Na coluna de hoje, Murilo e eu, vivos que somos, tratamos precisamente daquilo que nos destrata a todos, enquanto sopramos para afastar as fuligens internas e externas. Sem mais delongas, vamos às crônicas.
por André Pádua
Naquela tarde, o vento corria em lâminas frias e carregava um sufocante cheiro de fumaça. Não era noite cronológica, mas o cinza simulava um breu opressivo e sem estrelas:
- Você tem fogo aí?
- Fogo? Pra quê?
- Pra quê? Bem, não interessa.
- Se não me interessa, também não tenho fogo.
O primeiro olhou meio sem paciência para o segundo, já entendendo que não seria fácil. O segundo, por outro lado, desconfiava das intenções de quem queria mexer com fogo justamente naquela hora, em que o produto da combustão saturava o ambiente, estorvando olhos e narizes alheios.
- Preciso de fogo porque, bem… dá pra fazer muita coisa com fogo, né? Cozinhar, fritar, assar, aquecer, iluminar, soldar, ferver. É pra isso aí que vou precisar.
- Estou vendo tudo. Vai me dizer que você voltou a fumar? O médico já está sabendo disso? E a família?
- Não, não tem nada a ver com fumar, parei e não volto mais. É para outra coisa…
- Mas que coisa?
- Será possível? É pra tudo aquilo que eu acabei de falar, entendeu? Além disso, o fogão de lá de casa está com um problema, é preciso um fósforo, ou um isqueiro, que seja, para acender as bocas. Não sei o que aconteceu que ele não acende sozinho…

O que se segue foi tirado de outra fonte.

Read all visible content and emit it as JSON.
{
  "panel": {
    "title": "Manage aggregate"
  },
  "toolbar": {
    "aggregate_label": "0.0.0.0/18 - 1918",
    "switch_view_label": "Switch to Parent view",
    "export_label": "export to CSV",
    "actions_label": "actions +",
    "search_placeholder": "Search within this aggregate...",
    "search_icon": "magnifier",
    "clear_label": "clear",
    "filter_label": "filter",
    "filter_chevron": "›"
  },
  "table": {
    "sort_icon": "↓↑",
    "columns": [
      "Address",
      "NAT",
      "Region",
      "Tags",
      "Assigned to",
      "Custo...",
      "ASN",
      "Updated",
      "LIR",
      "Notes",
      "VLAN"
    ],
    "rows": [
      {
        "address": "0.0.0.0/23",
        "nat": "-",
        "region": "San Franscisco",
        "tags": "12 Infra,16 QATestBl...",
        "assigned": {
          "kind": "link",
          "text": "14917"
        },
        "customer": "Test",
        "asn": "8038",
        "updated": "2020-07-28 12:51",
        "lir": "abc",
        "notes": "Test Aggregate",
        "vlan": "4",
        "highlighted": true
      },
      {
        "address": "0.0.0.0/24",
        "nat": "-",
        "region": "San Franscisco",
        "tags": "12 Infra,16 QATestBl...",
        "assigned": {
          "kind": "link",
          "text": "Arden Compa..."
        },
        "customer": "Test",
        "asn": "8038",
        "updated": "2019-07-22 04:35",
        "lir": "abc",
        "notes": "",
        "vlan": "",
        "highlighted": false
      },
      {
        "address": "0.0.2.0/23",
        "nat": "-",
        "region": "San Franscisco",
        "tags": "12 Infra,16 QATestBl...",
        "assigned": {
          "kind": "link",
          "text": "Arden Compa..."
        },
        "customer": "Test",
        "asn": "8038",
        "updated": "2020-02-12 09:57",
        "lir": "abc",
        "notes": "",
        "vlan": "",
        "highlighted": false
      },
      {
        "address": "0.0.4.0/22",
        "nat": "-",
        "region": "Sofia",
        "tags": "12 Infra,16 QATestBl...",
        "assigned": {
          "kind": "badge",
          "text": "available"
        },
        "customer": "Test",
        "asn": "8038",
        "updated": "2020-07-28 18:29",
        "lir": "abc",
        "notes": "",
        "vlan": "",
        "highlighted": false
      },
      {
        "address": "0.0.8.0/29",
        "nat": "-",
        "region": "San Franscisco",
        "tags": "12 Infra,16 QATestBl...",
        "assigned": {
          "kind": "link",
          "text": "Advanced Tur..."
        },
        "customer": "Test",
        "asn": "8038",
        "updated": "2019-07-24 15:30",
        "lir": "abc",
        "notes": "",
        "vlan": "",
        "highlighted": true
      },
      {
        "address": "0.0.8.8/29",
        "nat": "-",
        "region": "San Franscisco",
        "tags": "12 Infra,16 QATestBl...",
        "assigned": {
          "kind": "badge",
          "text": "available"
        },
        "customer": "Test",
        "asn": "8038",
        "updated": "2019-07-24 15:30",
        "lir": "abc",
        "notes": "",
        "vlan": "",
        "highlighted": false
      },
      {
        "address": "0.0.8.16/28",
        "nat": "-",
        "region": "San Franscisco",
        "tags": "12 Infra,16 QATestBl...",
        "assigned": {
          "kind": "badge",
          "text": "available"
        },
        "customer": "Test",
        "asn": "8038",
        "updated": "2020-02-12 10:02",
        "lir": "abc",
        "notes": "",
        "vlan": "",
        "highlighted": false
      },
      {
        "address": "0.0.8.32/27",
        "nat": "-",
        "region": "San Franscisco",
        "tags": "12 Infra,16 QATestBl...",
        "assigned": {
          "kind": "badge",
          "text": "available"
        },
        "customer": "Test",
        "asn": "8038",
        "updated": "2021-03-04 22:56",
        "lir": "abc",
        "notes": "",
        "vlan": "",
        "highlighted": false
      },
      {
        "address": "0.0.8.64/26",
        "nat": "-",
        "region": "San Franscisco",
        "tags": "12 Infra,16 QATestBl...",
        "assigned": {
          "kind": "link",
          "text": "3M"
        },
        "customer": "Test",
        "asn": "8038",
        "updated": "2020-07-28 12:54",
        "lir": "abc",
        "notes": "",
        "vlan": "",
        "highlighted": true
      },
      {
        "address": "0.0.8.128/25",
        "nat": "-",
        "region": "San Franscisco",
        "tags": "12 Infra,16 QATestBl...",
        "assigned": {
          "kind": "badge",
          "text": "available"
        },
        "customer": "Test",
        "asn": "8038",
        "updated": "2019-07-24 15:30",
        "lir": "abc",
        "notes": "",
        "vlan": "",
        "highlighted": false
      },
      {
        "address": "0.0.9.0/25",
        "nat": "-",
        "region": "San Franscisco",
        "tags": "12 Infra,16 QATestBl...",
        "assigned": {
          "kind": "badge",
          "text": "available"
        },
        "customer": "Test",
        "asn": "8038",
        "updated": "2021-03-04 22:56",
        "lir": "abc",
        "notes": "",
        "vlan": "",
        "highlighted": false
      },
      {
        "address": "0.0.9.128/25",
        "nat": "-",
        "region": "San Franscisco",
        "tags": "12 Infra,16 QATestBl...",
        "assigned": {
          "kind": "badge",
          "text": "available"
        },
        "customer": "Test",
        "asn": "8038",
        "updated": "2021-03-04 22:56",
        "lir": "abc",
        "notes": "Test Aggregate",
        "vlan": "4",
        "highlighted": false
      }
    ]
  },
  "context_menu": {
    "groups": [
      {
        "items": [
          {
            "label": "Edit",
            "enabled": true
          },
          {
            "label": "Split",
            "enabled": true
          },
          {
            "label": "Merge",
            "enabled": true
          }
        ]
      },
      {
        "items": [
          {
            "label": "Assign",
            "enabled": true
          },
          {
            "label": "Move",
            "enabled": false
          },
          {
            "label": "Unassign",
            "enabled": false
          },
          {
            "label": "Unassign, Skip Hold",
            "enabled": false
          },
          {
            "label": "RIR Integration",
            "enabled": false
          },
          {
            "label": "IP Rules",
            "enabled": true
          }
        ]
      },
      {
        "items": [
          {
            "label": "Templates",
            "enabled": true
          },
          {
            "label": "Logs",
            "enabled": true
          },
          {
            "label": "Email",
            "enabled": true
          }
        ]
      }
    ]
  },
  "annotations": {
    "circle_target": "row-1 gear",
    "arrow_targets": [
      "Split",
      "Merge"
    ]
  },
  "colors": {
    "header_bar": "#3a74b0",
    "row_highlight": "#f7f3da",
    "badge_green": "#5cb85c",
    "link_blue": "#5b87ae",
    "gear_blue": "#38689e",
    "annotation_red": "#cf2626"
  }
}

- Ah é? Que coisa esses fogões novos... Há quanto tempo ele está assim?
- Os novos não prestam pra nada, estou com esse problema já tem uns quatro ou cinco meses…
- E mesmo depois de todo esse tempo você não providenciou um fósforo sequer para usar em casa?
Convencido de que dali não conseguiria fogo sem dar satisfações, o primeiro deu as costas e saiu praguejando qualquer coisa inidentificável. O outro, diante daquela atitude, só reafirmou a certeza que já possuía desde o início de toda a conversa: o fogo só podia ser para fazer xixi na cama.
por Murilo Caliari
Começo o texto assim:
Hoje meu dia foi repleto de tensão. Ao menos me fez refletir sobre a espiral do tempo, os vales minguantes e as cristas das marés cheias. Piso nos meus pés, arregaço as mangas e esfrego minhas mãos igual uma mosca na mesa da sala. Prego ganchos pra sustentar redes. Desfaço laços com tesouras enferrujadas e sem corte, mascando o fio. Mordendo os dentes, derramando bolhas de spatens, brah-mas ou stellas. E continuo afixando cartazes com minha foto meu no-me, os dizeres procura-se morto ou vivo. Vivo morto morto vivo morto vivo vivo morto. Coçando o nariz. Desperdiçando o olhar, fumaça, lam-pejos, graças. Enrolando pra resolver minha vida. De um lado pro outro, arrastando a ide-ia. Circulando os problemas e reinventando as questões. Caindo, caindo num sono profundo. Num poço, cavando meu canto, construindo umas pontes, escadas rolantes. Endireitando postes elétricos, girando o cimento em betoneiras sujas de terra. Erguendo andaimes e falando da boca pra fora. Enquanto isso, deixo tudo pra depois.
Não me esqueço do dia em que atravessei uma névoa rosa e sai inteiro na realidade. Desde então fixo essas percepções no ar. Eu vejo um céu estranho, uma nuvem de fumaça espessa e diferente dessa névoa da iniciação. A gente caminha na penumbra, o som nos imbrica pro barulho. O fogo treme a paisagem. E eu, uma lesma rastejante num galho, busco traçar um ponto luminoso onde descarto minhas latas e cartas. Pra no fim, o que foi gravado, serem essas palavras de beleza, intenção. Pra que, finalmente, sejamos nós (eu e você) outros pontos e traços nesse desenho mal planejado e perfeitamente arriscado.